Este modelo híbrido entre gestión de datos, influencia digital y operación hostelera está a punto de dar su salto más ambicioso. El Grupo La Vuelta prepara la apertura de un nuevo espacio en la calle María de Molina, una vía que en los últimos años se ha consolidado como el nuevo epicentro del ocio nocturno de alta gama en Madrid. La zona, situada en la parte alta del Barrio de Salamanca, ya alberga locales como la renovada Gabana, Graf o Margarita, y compite directamente con ejes históricos como la calle Jorge Juan. El nuevo proyecto no será un bar al uso, sino un concepto que sus creadores describen como una plataforma de experiencias bajo demanda: un espacio con una terraza de gran formato que durante el día funcionará como sede para eventos corporativos, conferencias y presentaciones tecnológicas, y que por la tarde y noche se transformará en el tipo de local que ha hecho famoso al grupo.

La apuesta por romper la estacionalidad y el horario limitado del ocio convencional es, probablemente, el aspecto más interesante desde el punto de vista empresarial. El plan incluye actividades matinales como catas de vino, showcookings o simuladores de golf los sábados por la mañana, además de los clubs de running que ya han convertido en un fenómeno viral al fusionar deporte y socialización como antesala de la fiesta. La idea de fondo es que la comunidad no se vincule a un local concreto, sino a la marca, lo que permite al grupo operar en múltiples espacios y formatos sin depender de una única ubicación física. Es una lógica más propia de una plataforma digital que de un negocio hostelero tradicional, y ahí radica buena parte de su potencial de crecimiento.

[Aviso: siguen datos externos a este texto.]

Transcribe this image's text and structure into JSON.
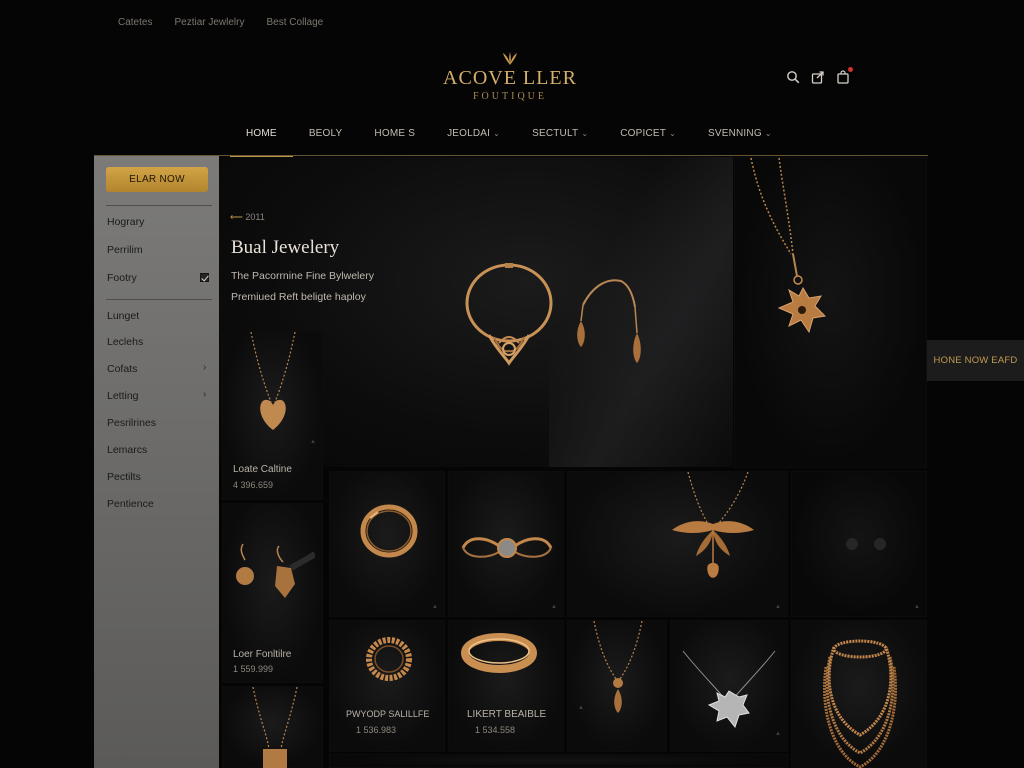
{
  "util_links": [
    "Catetes",
    "Peztiar Jewlelry",
    "Best Collage"
  ],
  "brand": {
    "name": "ACOVE LLER",
    "sub": "FOUTIQUE"
  },
  "nav": [
    {
      "label": "HOME",
      "chevron": false
    },
    {
      "label": "BEOLY",
      "chevron": false
    },
    {
      "label": "HOME S",
      "chevron": false
    },
    {
      "label": "JEOLDAI",
      "chevron": true
    },
    {
      "label": "SECTULT",
      "chevron": true
    },
    {
      "label": "COPICET",
      "chevron": true
    },
    {
      "label": "SVENNING",
      "chevron": true
    }
  ],
  "sidebar": {
    "cta": "ELAR NOW",
    "group1": [
      "Hograry",
      "Perrilim",
      "Footry"
    ],
    "group2": [
      "Lunget",
      "Leclehs",
      "Cofats",
      "Letting",
      "Pesrilrines",
      "Lemarcs",
      "Pectilts",
      "Pentience"
    ]
  },
  "hero": {
    "back": "2011",
    "title": "Bual Jewelery",
    "tagline1": "The Pacorrnine Fine Bylwelery",
    "tagline2": "Premiued Reft beligte haploy"
  },
  "products": [
    {
      "name": "Loate Caltine",
      "price": "4 396.659"
    },
    {
      "name": "Loer Fonltilre",
      "price": "1 559.999"
    },
    {
      "name": "PWYODP SALILLFE",
      "price": "1 536.983"
    },
    {
      "name": "LIKERT BEAIBLE",
      "price": "1 534.558"
    }
  ],
  "side_tab": "HONE NOW EAFD",
  "colors": {
    "gold": "#c09648",
    "cta": "#c89a3e",
    "bg": "#050505",
    "sidebar": "#747371"
  },
  "icons": [
    "search-icon",
    "share-icon",
    "cart-icon"
  ]
}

El caso del Grupo La Vuelta refleja una tendencia más amplia que merece atención: la llegada al sector del ocio y la hostelería de perfiles profesionales que antes habrían considerado este mundo demasiado informal o poco escalable. La pandemia aceleró un cambio de mentalidad en toda una generación de jóvenes cualificados que, tras experimentar la rigidez del mundo corporativo, buscaron aplicar sus competencias en sectores con menos barreras de entrada pero enorme potencial de diferenciación. Madrid, con su densidad de población joven profesional y su cultura de socialización, se ha convertido en el laboratorio perfecto para este tipo de experimentos. Lo que queda por ver es si el modelo aguanta cuando la competencia empiece a copiar la fórmula, porque en una ciudad donde la oferta de ocio es prácticamente inabarcable, la ventaja competitiva de hoy puede diluirse mañana si no se sigue innovando.

De momento, los números y la tracción les dan la razón. En apenas cuatro años, cuatro amigos con formación corporativa han construido un grupo que gestiona eventos masivos, colabora con los principales operadores de la capital y se prepara para inaugurar lo que aspira a ser el local de referencia en la nueva milla de oro nocturna de Madrid. No es poca cosa para un proyecto que empezó con la frase "chavales, abrimos el bar".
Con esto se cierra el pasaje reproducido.